Homebrew distributes prebuilt binaries called bottles, built on GitHub Actions and hosted as GitHub release artifacts. The project has a reproducible builds page documenting the mechanisms available to formula authors: SOURCE_DATE_EPOCH is set automatically during builds, build paths are replaced with placeholders like @@HOMEBREW_PREFIX@@ during bottle creation, and helpers like Utils::Gzip.compress produce deterministic gzip output. There’s no systematic testing of what percentage of bottles actually rebuild identically, though.

Since Homebrew 4.3.0 in May 2024, every bottle comes with a Sigstore-backed attestation linking it to the specific GitHub Actions workflow that built it, meeting SLSA Build Level 2 requirements. Users can verify attestations by setting HOMEBREW_VERIFY_ATTESTATIONS=1, though verification isn’t yet the default because it currently depends on the gh CLI and GitHub authentication while the project waits on sigstore-ruby to mature.

Trusted publishing

Traditionally a maintainer authenticates with an API token, builds on their laptop, and uploads. Trusted publishing replaces that with OIDC tokens from CI so that the registry knows the package was built by a specific GitHub Actions workflow in a specific repository, not just uploaded by someone who had the right credentials.

PyPI launched trusted publishing in April 2023, built by Trail of Bits and funded by Google’s Open Source Security Team. RubyGems.org followed in December 2023, npm shipped provenance attestations via Sigstore in 2023 and full trusted publishing in July 2025, crates.io launched in July 2025, and NuGet followed in September 2025. Over 25% of PyPI uploads now use it.

Once provenance tells you that a package was built from commit abc123 of github.com/foo/bar in a specific workflow, anyone can check out that commit and attempt to rebuild, and if the build is reproducible the rebuilt artifact should match the published one. Most of these trusted publishing flows run on GitHub Actions, though, which itself has serious problems as a dependency system: no lockfile, no integrity verification, and mutable tags that can change between runs, meaning the build infrastructure that’s supposed to provide provenance guarantees doesn’t have great provenance properties of its own.

Google’s OSS Rebuild

OSS Rebuild, announced by Google’s Open Source Security Team in July 2025, takes a pragmatic approach to the fact that most builds aren’t bit-for-bit reproducible yet by rebuilding packages from source and performing semantic comparison, normalizing known instabilities like timestamps and file ordering before checking whether the meaningful content matches.

At launch it covered thousands of packages across PyPI, npm, and crates.io, using automation and heuristics to infer build definitions from published metadata, rebuilding in containers, and publishing SLSA Level 3 provenance attestations signed via Sigstore. The stabilize CLI tool handles the normalization by stripping timestamps, reordering archive entries, and removing owner metadata from ZIPs, tars, and wheels. Maven Central, Go modules, and container base images are on the roadmap.
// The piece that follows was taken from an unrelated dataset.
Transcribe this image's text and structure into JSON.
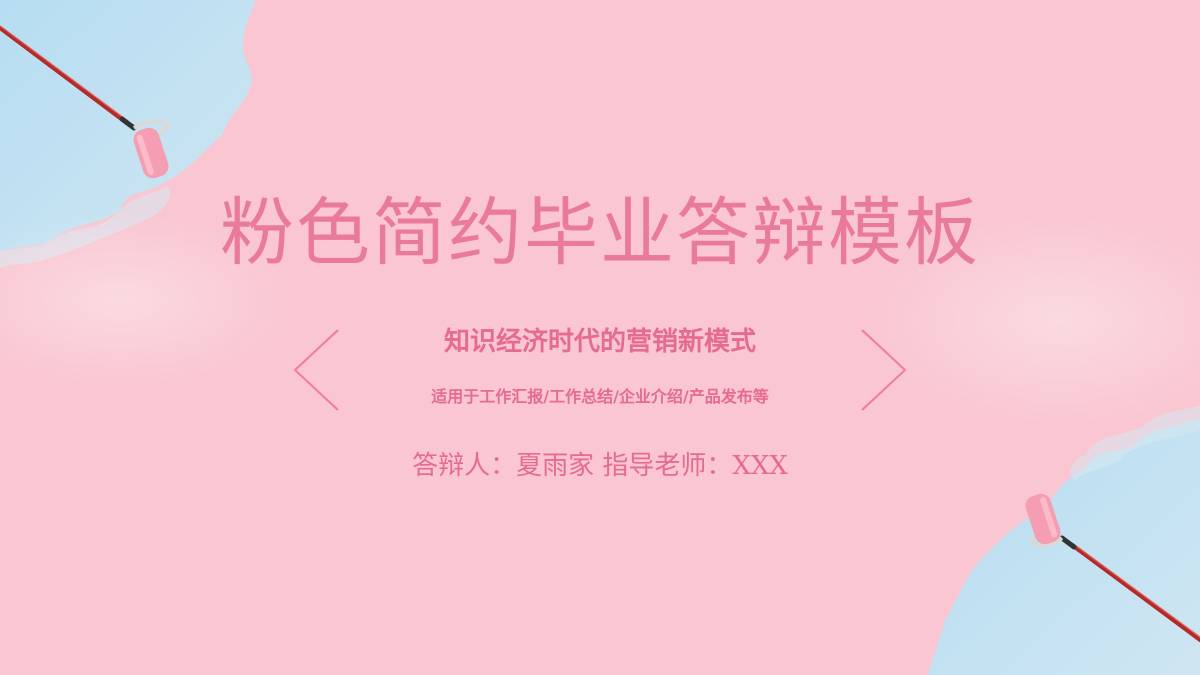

Matthew Suozzo’s FOSDEM 2026 talk pushed beyond pure reproducibility into build observability, adding a network proxy for detecting hidden remote dependencies and eBPF-based build tracing to answer not just whether a build can be reproduced but what the build is actually doing at runtime, which is useful independently of whether the output happens to be deterministic.

Where things stand

Language package managers are years behind Linux distributions on reproducible builds because Debian controls its build infrastructure and can mandate changes to that environment, while language registries accept uploads from anywhere and historically had no way to know how an artifact was produced. Trusted publishing is shifting that by moving builds from laptops into CI where the registry has visibility into the process, and combined with build provenance and SLSA attestations, this creates conditions where independent verification becomes possible even when the build tooling itself hasn’t caught up. Go got there by making the compiler deterministic, which is the cleanest solution but requires controlling the entire toolchain from the start.